In 2021, the Tennessee legislature adopted a law that allows the state’s attorney general to seek to replace a district attorney in a case if they believe that the locally elected district attorney is refusing to enforce the law. The state furthered their absorption of local control in 2023 by giving the state’s Attorney General exclusive control over post-conviction proceedings in capital cases; some have suggested this law was a response to decisions by district attorneys general in Davidson and Shelby counties to reduce sentences for death-sentenced people whose trials had been tainted by racism or who raised substantiated intellectual disability claims. These laws remove the ability of local elected officials to decide how to best represent their constituents’ interests.
- Many historical issues related to race, including segregation and Black voter disenfranchisement, are still prevalent in Tennessee today.
Remnants of Jim Crow and segregation persist in Tennessee. Memphis, for example, is highly segregated. A 2021 study found 17 of the city’s neighborhoods were at least 98% Black, and five were at least 90% white. Additionally, Tennessee has the highest proportion of disenfranchised Black residents in the United States, with more than 1 in 5 Black people unable to vote.
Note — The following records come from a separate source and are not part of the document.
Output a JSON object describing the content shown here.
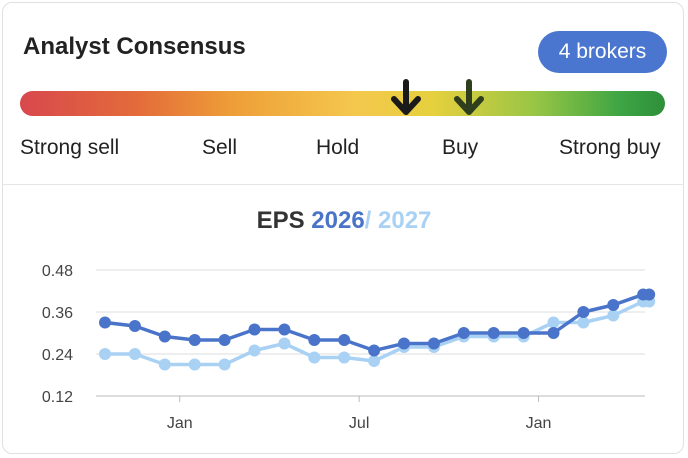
{
  "header": {
    "title": "Analyst Consensus",
    "badge": "4 brokers"
  },
  "consensus": {
    "scale_labels": [
      "Strong sell",
      "Sell",
      "Hold",
      "Buy",
      "Strong buy"
    ],
    "markers": [
      {
        "name": "current",
        "level": 0.6,
        "color": "#1a1a1a",
        "icon": "arrow-down-icon"
      },
      {
        "name": "previous",
        "level": 0.7,
        "color": "#2f3e1c",
        "icon": "arrow-down-icon"
      }
    ]
  },
  "chart_title": {
    "label": "EPS",
    "year1": "2026",
    "separator": "/",
    "year2": "2027"
  },
  "chart_data": {
    "type": "line",
    "title": "EPS 2026 / 2027",
    "xlabel": "",
    "ylabel": "",
    "ylim": [
      0.12,
      0.48
    ],
    "yticks": [
      "0.48",
      "0.36",
      "0.24",
      "0.12"
    ],
    "ytick_values": [
      0.48,
      0.36,
      0.24,
      0.12
    ],
    "xticks": [
      {
        "label": "Jan",
        "index": 2.5
      },
      {
        "label": "Jul",
        "index": 8.5
      },
      {
        "label": "Jan",
        "index": 14.5
      }
    ],
    "grid": true,
    "series": [
      {
        "name": "2026",
        "color": "#4a74c9",
        "values": [
          0.33,
          0.32,
          0.29,
          0.28,
          0.28,
          0.31,
          0.31,
          0.28,
          0.28,
          0.25,
          0.27,
          0.27,
          0.3,
          0.3,
          0.3,
          0.3,
          0.36,
          0.38,
          0.41,
          0.41
        ]
      },
      {
        "name": "2027",
        "color": "#a9d1f4",
        "values": [
          0.24,
          0.24,
          0.21,
          0.21,
          0.21,
          0.25,
          0.27,
          0.23,
          0.23,
          0.22,
          0.26,
          0.26,
          0.29,
          0.29,
          0.29,
          0.33,
          0.33,
          0.35,
          0.39,
          0.39
        ]
      }
    ],
    "point_positions": [
      0,
      1,
      2,
      3,
      4,
      5,
      6,
      7,
      8,
      9,
      10,
      11,
      12,
      13,
      14,
      15,
      16,
      17,
      18,
      18.2
    ]
  }
}
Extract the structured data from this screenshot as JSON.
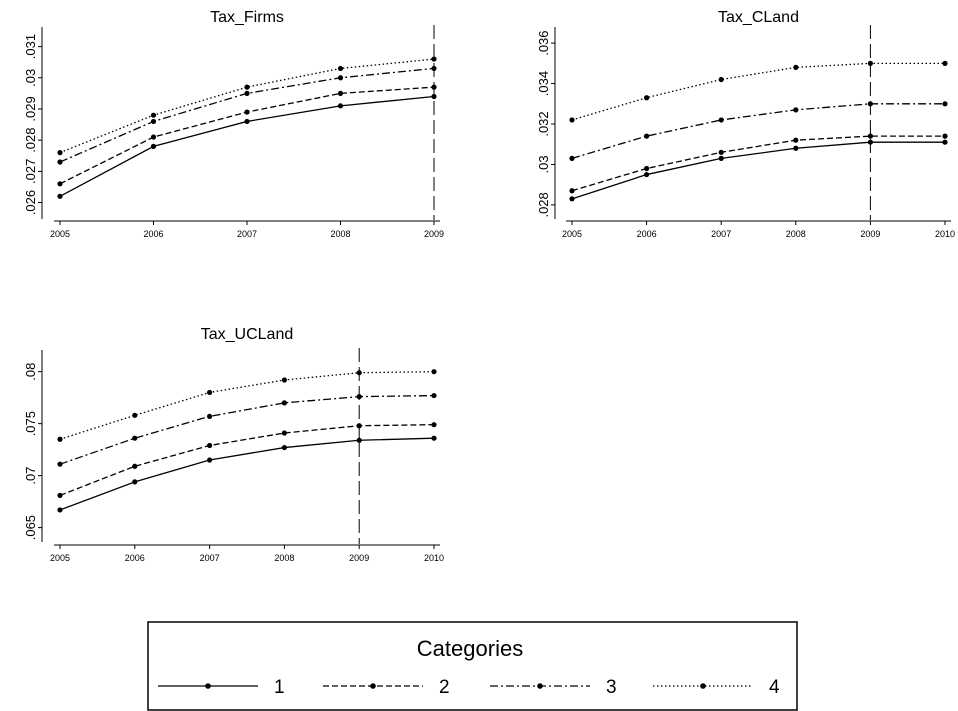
{
  "chart_data": [
    {
      "type": "line",
      "title": "Tax_Firms",
      "xlabel": "",
      "ylabel": "",
      "x": [
        "2005",
        "2006",
        "2007",
        "2008",
        "2009"
      ],
      "yticks": [
        ".026",
        ".027",
        ".028",
        ".029",
        ".03",
        ".031"
      ],
      "ylim": [
        0.0256,
        0.0315
      ],
      "vline": "2009",
      "series": [
        {
          "name": "1",
          "dash": "solid",
          "values": [
            0.0262,
            0.0278,
            0.0286,
            0.0291,
            0.0294
          ]
        },
        {
          "name": "2",
          "dash": "dashed",
          "values": [
            0.0266,
            0.0281,
            0.0289,
            0.0295,
            0.0297
          ]
        },
        {
          "name": "3",
          "dash": "dashdot",
          "values": [
            0.0273,
            0.0286,
            0.0295,
            0.03,
            0.0303
          ]
        },
        {
          "name": "4",
          "dash": "dotted",
          "values": [
            0.0276,
            0.0288,
            0.0297,
            0.0303,
            0.0306
          ]
        }
      ]
    },
    {
      "type": "line",
      "title": "Tax_CLand",
      "xlabel": "",
      "ylabel": "",
      "x": [
        "2005",
        "2006",
        "2007",
        "2008",
        "2009",
        "2010"
      ],
      "yticks": [
        ".028",
        ".03",
        ".032",
        ".034",
        ".036"
      ],
      "ylim": [
        0.0275,
        0.0366
      ],
      "vline": "2009",
      "series": [
        {
          "name": "1",
          "dash": "solid",
          "values": [
            0.0283,
            0.0295,
            0.0303,
            0.0308,
            0.0311,
            0.0311
          ]
        },
        {
          "name": "2",
          "dash": "dashed",
          "values": [
            0.0287,
            0.0298,
            0.0306,
            0.0312,
            0.0314,
            0.0314
          ]
        },
        {
          "name": "3",
          "dash": "dashdot",
          "values": [
            0.0303,
            0.0314,
            0.0322,
            0.0327,
            0.033,
            0.033
          ]
        },
        {
          "name": "4",
          "dash": "dotted",
          "values": [
            0.0322,
            0.0333,
            0.0342,
            0.0348,
            0.035,
            0.035
          ]
        }
      ]
    },
    {
      "type": "line",
      "title": "Tax_UCLand",
      "xlabel": "",
      "ylabel": "",
      "x": [
        "2005",
        "2006",
        "2007",
        "2008",
        "2009",
        "2010"
      ],
      "yticks": [
        ".065",
        ".07",
        ".075",
        ".08"
      ],
      "ylim": [
        0.064,
        0.0817
      ],
      "vline": "2009",
      "series": [
        {
          "name": "1",
          "dash": "solid",
          "values": [
            0.0667,
            0.0694,
            0.0715,
            0.0727,
            0.0734,
            0.0736
          ]
        },
        {
          "name": "2",
          "dash": "dashed",
          "values": [
            0.0681,
            0.0709,
            0.0729,
            0.0741,
            0.0748,
            0.0749
          ]
        },
        {
          "name": "3",
          "dash": "dashdot",
          "values": [
            0.0711,
            0.0736,
            0.0757,
            0.077,
            0.0776,
            0.0777
          ]
        },
        {
          "name": "4",
          "dash": "dotted",
          "values": [
            0.0735,
            0.0758,
            0.078,
            0.0792,
            0.0799,
            0.08
          ]
        }
      ]
    }
  ],
  "legend": {
    "title": "Categories",
    "items": [
      "1",
      "2",
      "3",
      "4"
    ]
  },
  "colors": {
    "line": "#000000",
    "background": "#ffffff"
  }
}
- Homicides involving white victims in Tennessee are more likely to be solved than homicides involving Black victims.
A review of unsolved Tennessee homicides from 2013–2021 found that 29% of homicides of Black victims in the state went unsolved, compared to 11% of homicides of white victims. The racial discrepancies in homicide clearing rates suggest that cases involving white victims may be more likely to be prosecuted.
- People on death row face legal barriers to seeking relief for jury discrimination in Tennessee because of the “reluctance by appellate judges to find racial bias when claims are presented.”
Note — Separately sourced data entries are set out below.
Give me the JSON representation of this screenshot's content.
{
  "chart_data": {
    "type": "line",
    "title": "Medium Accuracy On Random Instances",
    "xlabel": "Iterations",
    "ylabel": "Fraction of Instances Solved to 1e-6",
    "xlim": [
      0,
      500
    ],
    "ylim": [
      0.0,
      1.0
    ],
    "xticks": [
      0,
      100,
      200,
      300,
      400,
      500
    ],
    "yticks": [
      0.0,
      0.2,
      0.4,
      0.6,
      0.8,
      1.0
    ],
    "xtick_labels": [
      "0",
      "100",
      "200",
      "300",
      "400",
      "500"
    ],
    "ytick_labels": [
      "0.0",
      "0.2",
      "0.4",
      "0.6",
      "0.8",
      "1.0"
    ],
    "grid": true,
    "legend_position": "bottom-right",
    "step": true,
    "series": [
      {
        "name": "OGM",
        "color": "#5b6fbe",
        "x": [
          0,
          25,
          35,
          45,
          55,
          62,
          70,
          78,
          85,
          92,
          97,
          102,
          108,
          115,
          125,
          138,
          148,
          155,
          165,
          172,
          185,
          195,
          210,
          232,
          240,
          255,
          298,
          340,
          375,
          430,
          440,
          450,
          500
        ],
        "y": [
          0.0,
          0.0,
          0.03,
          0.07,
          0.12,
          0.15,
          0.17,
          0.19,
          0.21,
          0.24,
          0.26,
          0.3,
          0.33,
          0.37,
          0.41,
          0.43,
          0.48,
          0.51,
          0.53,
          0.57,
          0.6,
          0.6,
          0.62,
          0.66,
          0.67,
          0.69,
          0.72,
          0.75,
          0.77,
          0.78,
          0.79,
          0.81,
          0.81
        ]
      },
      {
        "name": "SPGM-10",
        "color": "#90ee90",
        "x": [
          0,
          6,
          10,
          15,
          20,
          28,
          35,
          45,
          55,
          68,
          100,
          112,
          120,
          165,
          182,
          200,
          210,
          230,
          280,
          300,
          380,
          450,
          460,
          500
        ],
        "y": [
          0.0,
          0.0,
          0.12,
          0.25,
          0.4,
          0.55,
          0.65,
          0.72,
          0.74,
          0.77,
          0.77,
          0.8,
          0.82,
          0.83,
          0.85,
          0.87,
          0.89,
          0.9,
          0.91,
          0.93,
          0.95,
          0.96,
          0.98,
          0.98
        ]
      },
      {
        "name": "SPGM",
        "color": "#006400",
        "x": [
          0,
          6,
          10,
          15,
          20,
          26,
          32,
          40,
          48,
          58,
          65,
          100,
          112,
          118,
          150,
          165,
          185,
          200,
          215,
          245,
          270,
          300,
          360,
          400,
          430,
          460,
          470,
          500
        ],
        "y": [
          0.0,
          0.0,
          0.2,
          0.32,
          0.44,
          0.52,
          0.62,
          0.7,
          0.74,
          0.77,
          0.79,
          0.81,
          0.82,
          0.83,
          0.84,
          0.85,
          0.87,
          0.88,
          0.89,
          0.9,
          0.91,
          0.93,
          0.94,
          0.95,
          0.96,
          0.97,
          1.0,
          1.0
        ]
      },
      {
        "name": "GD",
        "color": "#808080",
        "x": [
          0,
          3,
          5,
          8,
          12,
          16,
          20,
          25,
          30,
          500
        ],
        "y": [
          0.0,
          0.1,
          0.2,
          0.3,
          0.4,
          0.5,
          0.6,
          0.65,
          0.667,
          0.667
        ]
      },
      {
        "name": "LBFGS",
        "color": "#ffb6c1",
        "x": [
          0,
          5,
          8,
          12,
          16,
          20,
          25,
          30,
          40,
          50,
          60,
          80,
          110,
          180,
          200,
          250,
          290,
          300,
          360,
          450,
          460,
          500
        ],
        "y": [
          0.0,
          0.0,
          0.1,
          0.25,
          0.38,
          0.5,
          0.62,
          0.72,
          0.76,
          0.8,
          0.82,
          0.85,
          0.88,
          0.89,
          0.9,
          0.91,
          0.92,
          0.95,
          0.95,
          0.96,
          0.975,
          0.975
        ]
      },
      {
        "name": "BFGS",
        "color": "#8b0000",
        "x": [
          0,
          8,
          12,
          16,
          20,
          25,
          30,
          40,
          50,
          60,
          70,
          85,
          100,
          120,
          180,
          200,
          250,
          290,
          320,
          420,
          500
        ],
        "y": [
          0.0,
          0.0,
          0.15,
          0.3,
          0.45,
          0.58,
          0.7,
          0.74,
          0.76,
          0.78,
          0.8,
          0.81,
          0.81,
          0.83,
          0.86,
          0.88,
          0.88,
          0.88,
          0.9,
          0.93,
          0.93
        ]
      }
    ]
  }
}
A study on jury discrimination in the south conducted by the Equal Justice Initiative (EJI) suggested that, even when prosecutors used veiled race-based reasons to strike potential Black jurors, Tennessee’s appellate courts rarely reversed decisions. At the time of EJI’s study—and continuing for an additional six years—Tennessee was the only state studied whose appellate courts had never granted relief in a criminal case because of jury discrimination. The report attributed this anomaly to the failure of trial counsel to properly raise objections at trial and the “reluctance by appellate judges to find racial bias when claims are presented.”
- The Department of Justice’s investigation into Shelby County’s juvenile justice system found that “the data show that in certain phases of the County’s juvenile justice system, race is—in and of itself—a significant contributing factor, even after factoring in legal variables.
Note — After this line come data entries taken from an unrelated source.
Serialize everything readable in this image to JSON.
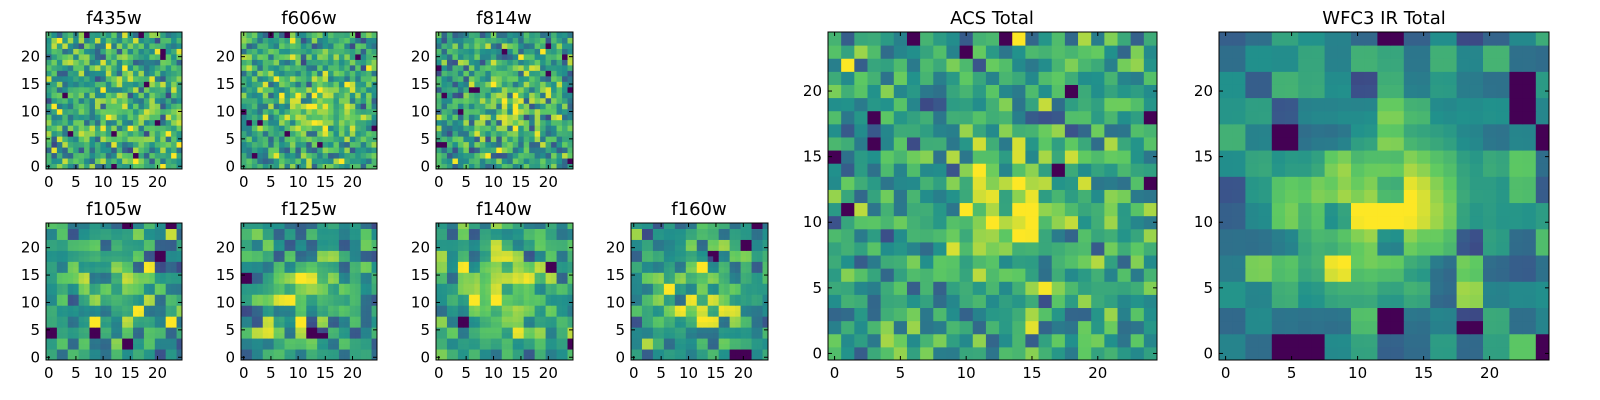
{
  "colormap": "viridis",
  "colors": {
    "viridis_stops": [
      "#440154",
      "#3b528b",
      "#21918c",
      "#5ec962",
      "#fde725"
    ],
    "frame": "#000000",
    "background": "#ffffff"
  },
  "chart_data": [
    {
      "id": "f435w",
      "type": "heatmap",
      "title": "f435w",
      "grid_size": 25,
      "xlim": [
        0,
        24
      ],
      "ylim": [
        0,
        24
      ],
      "xticks": [
        "0",
        "5",
        "10",
        "15",
        "20"
      ],
      "yticks": [
        "0",
        "5",
        "10",
        "15",
        "20"
      ],
      "seed": 435,
      "peak": [
        12,
        11
      ],
      "peak_strength": 0.12,
      "peak_width": 4,
      "noise": 1.0,
      "scale": 1
    },
    {
      "id": "f606w",
      "type": "heatmap",
      "title": "f606w",
      "grid_size": 25,
      "xlim": [
        0,
        24
      ],
      "ylim": [
        0,
        24
      ],
      "xticks": [
        "0",
        "5",
        "10",
        "15",
        "20"
      ],
      "yticks": [
        "0",
        "5",
        "10",
        "15",
        "20"
      ],
      "seed": 606,
      "peak": [
        13,
        11
      ],
      "peak_strength": 0.3,
      "peak_width": 3.5,
      "noise": 1.0,
      "scale": 1
    },
    {
      "id": "f814w",
      "type": "heatmap",
      "title": "f814w",
      "grid_size": 25,
      "xlim": [
        0,
        24
      ],
      "ylim": [
        0,
        24
      ],
      "xticks": [
        "0",
        "5",
        "10",
        "15",
        "20"
      ],
      "yticks": [
        "0",
        "5",
        "10",
        "15",
        "20"
      ],
      "seed": 814,
      "peak": [
        13,
        11
      ],
      "peak_strength": 0.35,
      "peak_width": 3.5,
      "noise": 1.0,
      "scale": 1
    },
    {
      "id": "f105w",
      "type": "heatmap",
      "title": "f105w",
      "grid_size": 25,
      "xlim": [
        0,
        24
      ],
      "ylim": [
        0,
        24
      ],
      "xticks": [
        "0",
        "5",
        "10",
        "15",
        "20"
      ],
      "yticks": [
        "0",
        "5",
        "10",
        "15",
        "20"
      ],
      "seed": 105,
      "peak": [
        12,
        12
      ],
      "peak_strength": 0.3,
      "peak_width": 5,
      "noise": 0.8,
      "scale": 2
    },
    {
      "id": "f125w",
      "type": "heatmap",
      "title": "f125w",
      "grid_size": 25,
      "xlim": [
        0,
        24
      ],
      "ylim": [
        0,
        24
      ],
      "xticks": [
        "0",
        "5",
        "10",
        "15",
        "20"
      ],
      "yticks": [
        "0",
        "5",
        "10",
        "15",
        "20"
      ],
      "seed": 125,
      "peak": [
        12,
        12
      ],
      "peak_strength": 0.3,
      "peak_width": 5,
      "noise": 0.8,
      "scale": 2
    },
    {
      "id": "f140w",
      "type": "heatmap",
      "title": "f140w",
      "grid_size": 25,
      "xlim": [
        0,
        24
      ],
      "ylim": [
        0,
        24
      ],
      "xticks": [
        "0",
        "5",
        "10",
        "15",
        "20"
      ],
      "yticks": [
        "0",
        "5",
        "10",
        "15",
        "20"
      ],
      "seed": 140,
      "peak": [
        12,
        13
      ],
      "peak_strength": 0.35,
      "peak_width": 5,
      "noise": 0.8,
      "scale": 2
    },
    {
      "id": "f160w",
      "type": "heatmap",
      "title": "f160w",
      "grid_size": 25,
      "xlim": [
        0,
        24
      ],
      "ylim": [
        0,
        24
      ],
      "xticks": [
        "0",
        "5",
        "10",
        "15",
        "20"
      ],
      "yticks": [
        "0",
        "5",
        "10",
        "15",
        "20"
      ],
      "seed": 160,
      "peak": [
        12,
        12
      ],
      "peak_strength": 0.3,
      "peak_width": 5,
      "noise": 0.8,
      "scale": 2
    },
    {
      "id": "acs-total",
      "type": "heatmap",
      "title": "ACS Total",
      "grid_size": 25,
      "xlim": [
        0,
        24
      ],
      "ylim": [
        0,
        24
      ],
      "xticks": [
        "0",
        "5",
        "10",
        "15",
        "20"
      ],
      "yticks": [
        "0",
        "5",
        "10",
        "15",
        "20"
      ],
      "seed": 999,
      "peak": [
        13,
        10
      ],
      "peak_strength": 0.45,
      "peak_width": 2.5,
      "noise": 0.7,
      "scale": 1
    },
    {
      "id": "wfc3-ir-total",
      "type": "heatmap",
      "title": "WFC3 IR Total",
      "grid_size": 25,
      "xlim": [
        0,
        24
      ],
      "ylim": [
        0,
        24
      ],
      "xticks": [
        "0",
        "5",
        "10",
        "15",
        "20"
      ],
      "yticks": [
        "0",
        "5",
        "10",
        "15",
        "20"
      ],
      "seed": 777,
      "peak": [
        12,
        11
      ],
      "peak_strength": 0.45,
      "peak_width": 4,
      "noise": 0.6,
      "scale": 2
    }
  ]
}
In 2013, the U.S. Department of Justice launched an investigation into Shelby County’s juvenile justice system. The investigation revealed that Shelby County was targeting youth of color, especially Black children, for prosecution in juvenile court. The investigation also found that Shelby County was transferring children—especially Black children—from juvenile courts to adult courts at a very high rate and was failing to “provide adequate due process protections for children before transferring them to the adult criminal court.” Investigators concluded that “[the Juvenile Court of Memphis and Shelby County] transfers Black children to adult criminal court more than two times as often than white children…. This disproportionate impact cannot be explained by factors other than race.”
Criminal histories developed as children have been shown to have a lasting effect. A study that analyzed the effect of juvenile records on those convicted of first-degree murder in Tennessee found that juries returned death sentences in 51.9% of capital convictions where the defendant had a juvenile record.The likelihood of a jury returning a death verdict for a defendant with one or two prior felonies was actually lower than the likelihood of returning a death verdict for defendants with juvenile records.